Barber Shop, 2018 © Anastasia Samoylova

CS: Circling back to a comment you made at the start of our conversation about women in the genre of road, street and landscape photography, so much of your own work is about moving through cities and observing. Do you think there is a gendered element to that?

AS: The exhibition of Berenice Abbott’s work I mentioned earlier really made me think deeply about what it means for a woman to be in a public space. To me, the ability to wander was always important. I remember once I was 16, walking in Moscow, when I got stopped by some male security guard and made to delete my photographs from my digital camera. And that’s when I realized that I can’t just go around photographing freely. It feels like a feminist act simply to do that. There are some important images in the Floridas project of women alone and content in public space. Even if they’re just sitting on the grass or eating in a restaurant solo. It’s a symbolic gesture to be there, alone as a woman photographer, photographing these kinds of scenes. They may seem small, but they’re significant.
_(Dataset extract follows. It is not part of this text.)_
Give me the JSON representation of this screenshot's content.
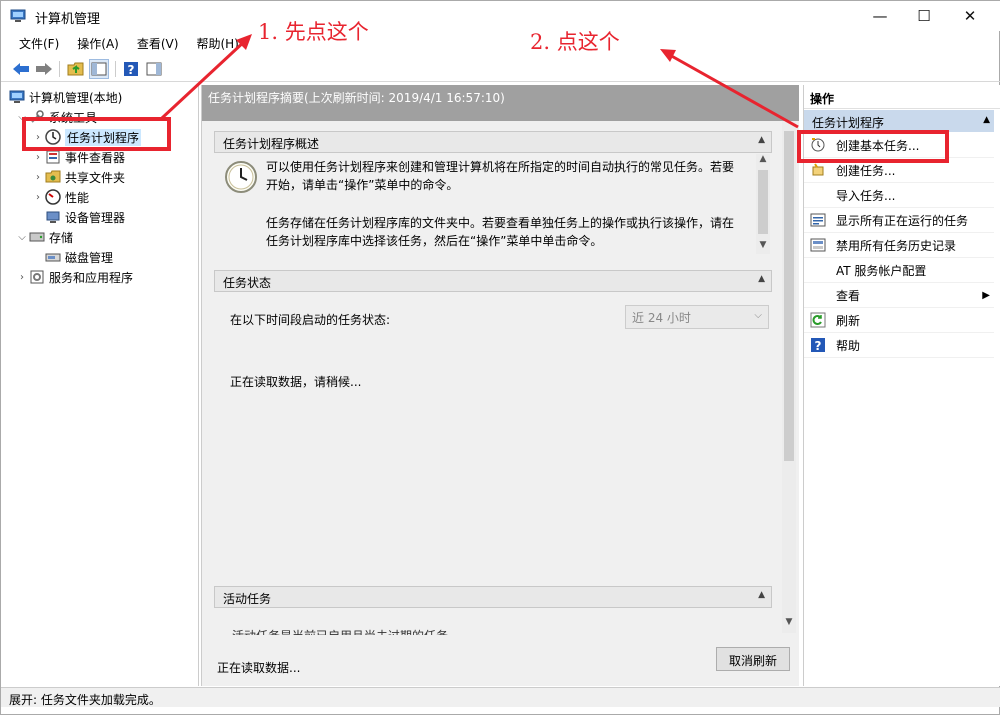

I recently read the Feminist City by Leslie Kern. She writes of how cities weren’t designed for women, yet the global population is increasingly urban. I think by 2050 over 60% of the world’s inhabitants will be in cities. The biggest demographic flowing into metropolises is women, because cities provide the most opportunities for independence and non-traditional roles. You can see it in advertisements everywhere—these beautiful faces and bodies, telling you that you don’t measure up. It’s across all our screens this kind of propaganda, but it becomes monumental as life size ads in the streets.

These images tell you so much about the values of a place, and they are aimed predominantly at women. It seems more opportunities come at the cost of higher consumption in the service of looking perfect. Who does that serve? What does it mean that the world looks at cities for environmental solutions, when cities are the biggest consumers of energy? These are serious concerns but I’m not a polemicist. None of these issues are addressed head-on in my work. All my projects present questions, and none of them hold the answers. It’s all about the propositions that I make to the viewer; the questions I’m most interested in right now.